LA’s single-sign on platform will soon recommend digital services
Los Angeles’ effort to better connect its population to city services and local businesses through a single sign-on platform is about to move “much faster,” Jeanne Holm, the city’s deputy mayor for budget and innovation, told StateScoop this week.
Holm, formerly Mayor Eric Garcetti’s senior technology adviser and chief data officer, said the city is only beginning to recover from the COVID-19 pandemic’s effects on the municipal workforce, with many departments, including IT, shrinking by 25% amid a hiring freeze and a wave of early retirements. That, in turn, slowed the process of new digital service development during the pandemic.
But that’s about to change, she said.
The Angeleno Account, an eventual one-stop-shop that launched last year to house the city’s online services, currently only offers virtual business assistance programs and a fire inspection service. But “dozens and dozens” more services are in the queue to be added over the next few months, Holm said, along with new internal technology that will enable her team to understand which services are being used the most and to recommend services that residents may not be aware of.
The more somebody uses the Angeleno Account to access certain city services, Holm said, the more city officials will be able to build out a platform that recommends other, similar services. The recommendation feature hasn’t been implemented yet, she said, but the city’s looking to grant funding to get it up and running.
“The idea of having ‘one space for everybody’ is something that will need to be customized more,” Holm said. “But we know that when you register, you can start to define who you are, and share that, and we start to understand that, ‘oh this person is doing all of the small business services’ so let’s make sure they know about our small business support.’”
But development of Angeleno Account has been going slowly with a slimmed-down IT staff.
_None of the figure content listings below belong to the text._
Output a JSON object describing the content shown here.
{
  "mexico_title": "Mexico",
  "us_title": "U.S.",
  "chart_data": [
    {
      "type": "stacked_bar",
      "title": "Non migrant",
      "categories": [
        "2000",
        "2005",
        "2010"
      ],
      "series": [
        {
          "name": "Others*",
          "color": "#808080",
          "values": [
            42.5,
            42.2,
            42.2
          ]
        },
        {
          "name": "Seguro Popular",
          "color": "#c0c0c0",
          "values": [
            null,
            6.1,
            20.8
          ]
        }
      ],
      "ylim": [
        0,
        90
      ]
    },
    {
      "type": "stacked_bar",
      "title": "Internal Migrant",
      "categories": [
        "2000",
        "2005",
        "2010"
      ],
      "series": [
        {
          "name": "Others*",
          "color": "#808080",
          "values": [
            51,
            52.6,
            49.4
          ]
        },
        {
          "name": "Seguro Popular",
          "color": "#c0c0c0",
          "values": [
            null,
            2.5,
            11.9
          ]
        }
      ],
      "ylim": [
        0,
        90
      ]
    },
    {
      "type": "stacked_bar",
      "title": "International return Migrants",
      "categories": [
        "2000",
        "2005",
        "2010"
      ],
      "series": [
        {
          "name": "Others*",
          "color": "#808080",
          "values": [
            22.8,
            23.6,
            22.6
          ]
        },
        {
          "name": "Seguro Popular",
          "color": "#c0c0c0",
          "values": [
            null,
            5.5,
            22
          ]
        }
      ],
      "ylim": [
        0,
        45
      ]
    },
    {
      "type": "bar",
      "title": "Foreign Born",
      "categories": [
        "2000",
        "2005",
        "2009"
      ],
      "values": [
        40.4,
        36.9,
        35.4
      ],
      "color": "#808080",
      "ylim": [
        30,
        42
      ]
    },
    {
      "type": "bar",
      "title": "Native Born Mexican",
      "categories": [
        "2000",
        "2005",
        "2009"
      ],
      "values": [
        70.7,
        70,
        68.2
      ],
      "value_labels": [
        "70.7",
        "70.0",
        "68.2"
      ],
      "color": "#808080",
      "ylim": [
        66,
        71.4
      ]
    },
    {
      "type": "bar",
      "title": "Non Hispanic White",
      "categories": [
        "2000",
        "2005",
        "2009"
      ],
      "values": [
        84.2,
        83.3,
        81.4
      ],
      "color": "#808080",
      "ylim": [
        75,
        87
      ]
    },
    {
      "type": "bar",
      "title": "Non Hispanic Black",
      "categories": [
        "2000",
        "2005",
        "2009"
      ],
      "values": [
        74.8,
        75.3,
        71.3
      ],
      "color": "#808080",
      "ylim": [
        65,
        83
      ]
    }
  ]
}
Holm said the city is attempting to be “ethical,” “secure” and “appropriate” in measuring how its residents are using city services, which has also slowed down the projct.
Residents can view what services are due to be added to Angeleno Account, with future services including BuildLA, a permitting and inspection service, as well as tee times on city-owned golf courses. The city is also in talks with Los Angeles County to add some of its services to the app, Holm said.
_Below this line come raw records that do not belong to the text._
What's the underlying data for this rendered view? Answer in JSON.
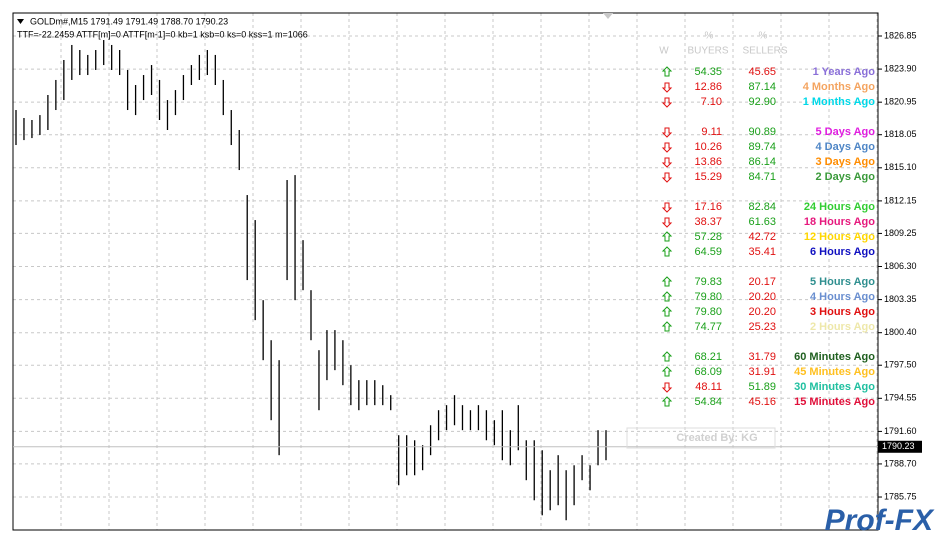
{
  "header": {
    "symbol_line": "GOLDm#,M15  1791.49 1791.49 1788.70 1790.23",
    "info_line": "TTF=-22.2459 ATTF[m]=0 ATTF[m-1]=0 kb=1 ksb=0 ks=0 kss=1 m=1066"
  },
  "chart_data": {
    "type": "range_bar",
    "color": "#000000",
    "high": [
      1820.25,
      1819.54,
      1819.36,
      1819.8,
      1821.59,
      1822.93,
      1824.71,
      1826.05,
      1825.6,
      1825.16,
      1825.6,
      1826.49,
      1826.05,
      1825.6,
      1823.82,
      1822.48,
      1823.37,
      1824.26,
      1822.93,
      1821.14,
      1822.03,
      1823.37,
      1824.26,
      1825.16,
      1825.6,
      1825.16,
      1822.93,
      1820.25,
      1818.47,
      1812.67,
      1810.44,
      1803.3,
      1799.73,
      1797.95,
      1814.01,
      1814.45,
      1808.65,
      1804.19,
      1798.84,
      1800.63,
      1800.63,
      1799.73,
      1797.5,
      1796.17,
      1796.17,
      1796.17,
      1795.72,
      1794.83,
      1791.26,
      1791.26,
      1790.81,
      1790.37,
      1792.15,
      1793.49,
      1793.94,
      1794.83,
      1793.94,
      1793.49,
      1793.94,
      1793.49,
      1792.6,
      1793.49,
      1791.71,
      1793.94,
      1790.81,
      1790.81,
      1789.92,
      1788.14,
      1789.48,
      1788.14,
      1788.58,
      1789.48,
      1788.58,
      1791.71,
      1791.71
    ],
    "low": [
      1817.13,
      1817.57,
      1817.75,
      1818.02,
      1818.47,
      1820.25,
      1821.14,
      1822.93,
      1823.37,
      1823.37,
      1823.82,
      1824.26,
      1823.82,
      1823.37,
      1820.25,
      1819.8,
      1821.14,
      1821.59,
      1819.36,
      1818.47,
      1819.8,
      1821.14,
      1822.48,
      1822.93,
      1823.37,
      1822.48,
      1819.8,
      1817.13,
      1814.9,
      1805.09,
      1801.52,
      1797.95,
      1792.6,
      1789.48,
      1805.09,
      1803.3,
      1804.19,
      1799.73,
      1793.49,
      1796.17,
      1797.06,
      1795.72,
      1793.94,
      1793.49,
      1793.94,
      1793.94,
      1793.94,
      1793.49,
      1786.8,
      1787.69,
      1787.69,
      1788.14,
      1789.48,
      1790.81,
      1791.71,
      1792.15,
      1791.71,
      1791.71,
      1791.71,
      1790.81,
      1790.37,
      1789.03,
      1788.58,
      1789.92,
      1787.25,
      1785.46,
      1784.12,
      1784.57,
      1785.02,
      1783.68,
      1785.02,
      1787.25,
      1786.35,
      1788.58,
      1789.03
    ],
    "last_price": 1790.23,
    "ylim": [
      1782.81,
      1828.9
    ],
    "yticks": [
      1826.85,
      {
        "value": 1823.9,
        "label": "1823.90"
      },
      1820.95,
      1818.05,
      {
        "value": 1815.1,
        "label": "1815.10"
      },
      1812.15,
      1809.25,
      {
        "value": 1806.3,
        "label": "1806.30"
      },
      1803.35,
      {
        "value": 1800.4,
        "label": "1800.40"
      },
      {
        "value": 1797.5,
        "label": "1797.50"
      },
      1794.55,
      {
        "value": 1791.6,
        "label": "1791.60"
      },
      {
        "value": 1788.7,
        "label": "1788.70"
      },
      1785.75
    ],
    "grid": true
  },
  "indicator": {
    "header": {
      "w": "W",
      "pct_buyers": "%",
      "buyers": "BUYERS",
      "pct_sellers": "%",
      "sellers": "SELLERS"
    },
    "groups": [
      [
        {
          "dir": "up",
          "buyers": "54.35",
          "sellers": "45.65",
          "label": "1 Years Ago",
          "color": "#8a6fd8"
        },
        {
          "dir": "down",
          "buyers": "12.86",
          "sellers": "87.14",
          "label": "4 Months Ago",
          "color": "#f4a460"
        },
        {
          "dir": "down",
          "buyers": "7.10",
          "sellers": "92.90",
          "label": "1 Months Ago",
          "color": "#00d8e8"
        }
      ],
      [
        {
          "dir": "down",
          "buyers": "9.11",
          "sellers": "90.89",
          "label": "5 Days Ago",
          "color": "#e01ee0"
        },
        {
          "dir": "down",
          "buyers": "10.26",
          "sellers": "89.74",
          "label": "4 Days Ago",
          "color": "#4f86c6"
        },
        {
          "dir": "down",
          "buyers": "13.86",
          "sellers": "86.14",
          "label": "3 Days Ago",
          "color": "#ff8c00"
        },
        {
          "dir": "down",
          "buyers": "15.29",
          "sellers": "84.71",
          "label": "2 Days Ago",
          "color": "#3a9a3a"
        }
      ],
      [
        {
          "dir": "down",
          "buyers": "17.16",
          "sellers": "82.84",
          "label": "24 Hours Ago",
          "color": "#32cd32"
        },
        {
          "dir": "down",
          "buyers": "38.37",
          "sellers": "61.63",
          "label": "18 Hours Ago",
          "color": "#e6197d"
        },
        {
          "dir": "up",
          "buyers": "57.28",
          "sellers": "42.72",
          "label": "12 Hours Ago",
          "color": "#ffd700"
        },
        {
          "dir": "up",
          "buyers": "64.59",
          "sellers": "35.41",
          "label": "6 Hours Ago",
          "color": "#1010c0"
        }
      ],
      [
        {
          "dir": "up",
          "buyers": "79.83",
          "sellers": "20.17",
          "label": "5 Hours Ago",
          "color": "#2f8f8f"
        },
        {
          "dir": "up",
          "buyers": "79.80",
          "sellers": "20.20",
          "label": "4 Hours Ago",
          "color": "#6a8fd0"
        },
        {
          "dir": "up",
          "buyers": "79.80",
          "sellers": "20.20",
          "label": "3 Hours Ago",
          "color": "#e01010"
        },
        {
          "dir": "up",
          "buyers": "74.77",
          "sellers": "25.23",
          "label": "2 Hours Ago",
          "color": "#eee8aa"
        }
      ],
      [
        {
          "dir": "up",
          "buyers": "68.21",
          "sellers": "31.79",
          "label": "60 Minutes Ago",
          "color": "#206020"
        },
        {
          "dir": "up",
          "buyers": "68.09",
          "sellers": "31.91",
          "label": "45 Minutes Ago",
          "color": "#ffc020"
        },
        {
          "dir": "down",
          "buyers": "48.11",
          "sellers": "51.89",
          "label": "30 Minutes Ago",
          "color": "#20c0a0"
        },
        {
          "dir": "up",
          "buyers": "54.84",
          "sellers": "45.16",
          "label": "15 Minutes Ago",
          "color": "#e0103a"
        }
      ]
    ]
  },
  "watermark": "Created By: KG",
  "logo": "Prof-FX"
}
Previously, the City of Los Angeles required unique username and password pairs for virtually every service, even within the same department. But that will eventually be a thing of the past, Holm said.
“We’ve been cutting through all of that to create the SSO within multiple services in a department and across departments,” she said. “Even services as disparate as animal services and the library and transportation can be brought together.”